Turnip Steroids

Pumped up on Nitrogen
Pumped up on Nitrogen

In my naïve attempt to fiddle with agriculture, I seem to have opened a major can of worms. Having put in my game crop for the benefit of partridges and blackgame, I have been delighted to see the stubble turnips come leaping into prosperity, even during the long, dry July. Tempting fate, I decided to try and make up for lost time and give the turnips a kick with some fertilizer.

Advised by the local suppliers that I needed 16 16 16 (which I call “treble sixteen” in the hope it makes me sound like I know what I’m talking about), I bought three hundredweight and scattered it by hand. It lay idle for several days until the rain came, at which point it melted into a semi-opaque soup and vanished into the soil.

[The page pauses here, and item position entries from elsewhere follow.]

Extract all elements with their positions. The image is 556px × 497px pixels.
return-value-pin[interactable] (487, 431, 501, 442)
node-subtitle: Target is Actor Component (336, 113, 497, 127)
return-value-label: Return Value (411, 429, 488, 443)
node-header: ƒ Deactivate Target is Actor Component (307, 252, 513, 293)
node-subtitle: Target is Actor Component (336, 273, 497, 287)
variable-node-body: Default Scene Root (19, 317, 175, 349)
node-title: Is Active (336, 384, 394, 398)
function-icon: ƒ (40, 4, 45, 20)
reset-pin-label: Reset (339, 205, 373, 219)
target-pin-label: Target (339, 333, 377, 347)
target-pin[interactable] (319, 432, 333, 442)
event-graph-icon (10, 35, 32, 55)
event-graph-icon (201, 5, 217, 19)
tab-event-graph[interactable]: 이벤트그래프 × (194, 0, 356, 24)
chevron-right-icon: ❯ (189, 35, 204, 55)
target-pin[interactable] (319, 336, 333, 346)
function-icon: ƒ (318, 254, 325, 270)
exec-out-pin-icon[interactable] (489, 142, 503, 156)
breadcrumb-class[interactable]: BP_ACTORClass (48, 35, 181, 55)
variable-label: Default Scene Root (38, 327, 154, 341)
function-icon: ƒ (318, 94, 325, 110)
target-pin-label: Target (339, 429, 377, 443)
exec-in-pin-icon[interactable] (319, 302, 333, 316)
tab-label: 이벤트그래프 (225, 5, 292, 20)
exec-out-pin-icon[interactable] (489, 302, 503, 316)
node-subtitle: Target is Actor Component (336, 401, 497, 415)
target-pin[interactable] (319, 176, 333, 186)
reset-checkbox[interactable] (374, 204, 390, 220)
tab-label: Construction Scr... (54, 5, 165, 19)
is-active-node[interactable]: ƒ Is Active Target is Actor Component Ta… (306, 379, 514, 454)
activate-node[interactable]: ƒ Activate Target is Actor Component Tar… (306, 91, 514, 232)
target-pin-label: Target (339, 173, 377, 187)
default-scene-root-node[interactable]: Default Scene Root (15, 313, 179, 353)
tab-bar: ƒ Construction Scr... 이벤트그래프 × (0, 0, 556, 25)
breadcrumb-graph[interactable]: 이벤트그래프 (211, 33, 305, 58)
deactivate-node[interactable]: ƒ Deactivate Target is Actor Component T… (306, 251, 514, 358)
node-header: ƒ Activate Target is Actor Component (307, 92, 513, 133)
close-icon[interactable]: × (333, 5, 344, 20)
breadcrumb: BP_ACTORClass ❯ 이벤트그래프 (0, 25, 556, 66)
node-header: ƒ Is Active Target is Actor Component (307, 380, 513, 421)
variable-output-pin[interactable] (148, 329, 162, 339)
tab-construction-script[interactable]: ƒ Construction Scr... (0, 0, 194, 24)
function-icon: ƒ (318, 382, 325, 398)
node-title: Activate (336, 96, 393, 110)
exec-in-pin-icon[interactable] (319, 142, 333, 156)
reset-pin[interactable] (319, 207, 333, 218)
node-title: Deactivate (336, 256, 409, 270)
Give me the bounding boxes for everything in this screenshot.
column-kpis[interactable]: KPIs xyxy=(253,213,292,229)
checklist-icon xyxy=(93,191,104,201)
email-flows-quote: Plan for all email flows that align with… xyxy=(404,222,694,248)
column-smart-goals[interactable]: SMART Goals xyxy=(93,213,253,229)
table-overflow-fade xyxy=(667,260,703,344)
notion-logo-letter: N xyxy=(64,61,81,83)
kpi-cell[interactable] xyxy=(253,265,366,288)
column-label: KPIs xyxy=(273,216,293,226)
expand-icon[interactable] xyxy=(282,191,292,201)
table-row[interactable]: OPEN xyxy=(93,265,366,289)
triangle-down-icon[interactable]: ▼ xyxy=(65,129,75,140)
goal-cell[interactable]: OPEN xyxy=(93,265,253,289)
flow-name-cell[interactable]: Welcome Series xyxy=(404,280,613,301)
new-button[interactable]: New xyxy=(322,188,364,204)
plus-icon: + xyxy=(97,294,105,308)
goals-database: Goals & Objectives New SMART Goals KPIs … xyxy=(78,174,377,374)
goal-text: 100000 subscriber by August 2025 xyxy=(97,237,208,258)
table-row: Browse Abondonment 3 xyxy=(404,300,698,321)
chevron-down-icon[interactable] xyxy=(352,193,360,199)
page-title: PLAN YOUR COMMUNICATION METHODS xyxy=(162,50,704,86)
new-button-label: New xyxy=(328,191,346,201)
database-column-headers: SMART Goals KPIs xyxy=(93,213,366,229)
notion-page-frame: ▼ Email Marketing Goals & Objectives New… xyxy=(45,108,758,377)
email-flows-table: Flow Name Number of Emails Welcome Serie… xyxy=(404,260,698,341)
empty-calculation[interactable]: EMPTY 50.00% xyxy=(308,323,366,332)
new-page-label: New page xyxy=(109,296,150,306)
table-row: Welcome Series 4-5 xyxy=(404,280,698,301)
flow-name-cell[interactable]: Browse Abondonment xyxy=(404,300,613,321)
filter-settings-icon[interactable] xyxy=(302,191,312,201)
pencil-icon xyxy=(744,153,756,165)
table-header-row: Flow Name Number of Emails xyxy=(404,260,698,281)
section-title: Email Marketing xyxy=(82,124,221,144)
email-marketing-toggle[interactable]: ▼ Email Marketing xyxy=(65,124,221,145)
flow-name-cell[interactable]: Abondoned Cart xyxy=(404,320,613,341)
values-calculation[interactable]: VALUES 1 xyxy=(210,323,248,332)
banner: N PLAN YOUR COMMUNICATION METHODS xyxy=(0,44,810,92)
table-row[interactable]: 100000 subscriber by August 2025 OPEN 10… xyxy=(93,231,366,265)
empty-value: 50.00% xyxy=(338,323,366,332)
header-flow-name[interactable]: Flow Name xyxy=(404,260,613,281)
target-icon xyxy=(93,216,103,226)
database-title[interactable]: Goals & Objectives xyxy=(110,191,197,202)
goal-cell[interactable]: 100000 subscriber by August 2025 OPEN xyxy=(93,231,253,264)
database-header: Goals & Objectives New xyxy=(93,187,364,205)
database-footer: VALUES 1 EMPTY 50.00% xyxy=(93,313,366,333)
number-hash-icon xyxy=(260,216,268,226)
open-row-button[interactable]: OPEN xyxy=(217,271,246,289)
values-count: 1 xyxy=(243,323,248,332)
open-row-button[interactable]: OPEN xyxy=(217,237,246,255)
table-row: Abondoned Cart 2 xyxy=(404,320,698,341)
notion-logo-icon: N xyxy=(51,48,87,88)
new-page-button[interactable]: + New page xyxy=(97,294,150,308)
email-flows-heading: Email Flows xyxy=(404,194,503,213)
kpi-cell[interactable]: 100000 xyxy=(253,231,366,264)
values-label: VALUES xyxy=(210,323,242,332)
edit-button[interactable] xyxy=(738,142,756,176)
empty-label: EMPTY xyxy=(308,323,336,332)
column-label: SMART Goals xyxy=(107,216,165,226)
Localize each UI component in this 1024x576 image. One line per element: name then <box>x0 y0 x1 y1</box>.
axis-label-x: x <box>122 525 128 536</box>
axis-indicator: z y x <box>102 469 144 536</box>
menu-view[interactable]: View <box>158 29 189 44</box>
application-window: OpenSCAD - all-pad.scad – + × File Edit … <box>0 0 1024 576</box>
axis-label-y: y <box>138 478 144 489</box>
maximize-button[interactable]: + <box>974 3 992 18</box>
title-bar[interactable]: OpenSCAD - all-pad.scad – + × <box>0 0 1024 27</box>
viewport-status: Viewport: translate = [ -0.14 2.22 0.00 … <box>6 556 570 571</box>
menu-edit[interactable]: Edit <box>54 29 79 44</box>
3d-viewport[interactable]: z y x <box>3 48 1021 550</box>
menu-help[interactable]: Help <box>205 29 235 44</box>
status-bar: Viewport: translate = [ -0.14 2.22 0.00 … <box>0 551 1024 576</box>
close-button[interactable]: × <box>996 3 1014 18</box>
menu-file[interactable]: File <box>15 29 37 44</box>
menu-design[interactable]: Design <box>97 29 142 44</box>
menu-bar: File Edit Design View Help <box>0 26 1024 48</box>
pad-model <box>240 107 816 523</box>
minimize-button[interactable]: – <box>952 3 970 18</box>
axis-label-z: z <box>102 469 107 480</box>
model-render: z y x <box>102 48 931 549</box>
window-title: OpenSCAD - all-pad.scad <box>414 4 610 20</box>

A week after the rain and the entire field is writhing with terrifyingly vigorous growth. The turnips have come bounding out of the ground as they are on steroids, along with some of the most impressive dock plants I have ever seen. When the wind gets under them, they loll and flap their leaves like the fins of great green basking sharks. I have been trying to keep them cut back and under control, but they seem to swarm in with such enthusiasm that the mission seems doomed.

I now pass back and forth along the rows of turnips, weeding out the bigger dock leaves which are lolling too heavily on the emerging crop, and satisfy myself with the thought that I’m not trying to feed livestock and that weeds won’t bother the game. A great deal of grass has come through (without any discernible millet) and the field looks very green, but as long as the birds find it useful, I don’t have much to complain about. A surprising amount of kale and radish plants have also come through from last year, as well as some of the bee mix plants like borage and phacelia. In a few weeks, the mix of grass and weeds will look turnip-heavy, and that is all I can really ask for. After all, a keeper I know often has to cut almost 60% of his game cover out because it comes on too well and the birds don’t like it.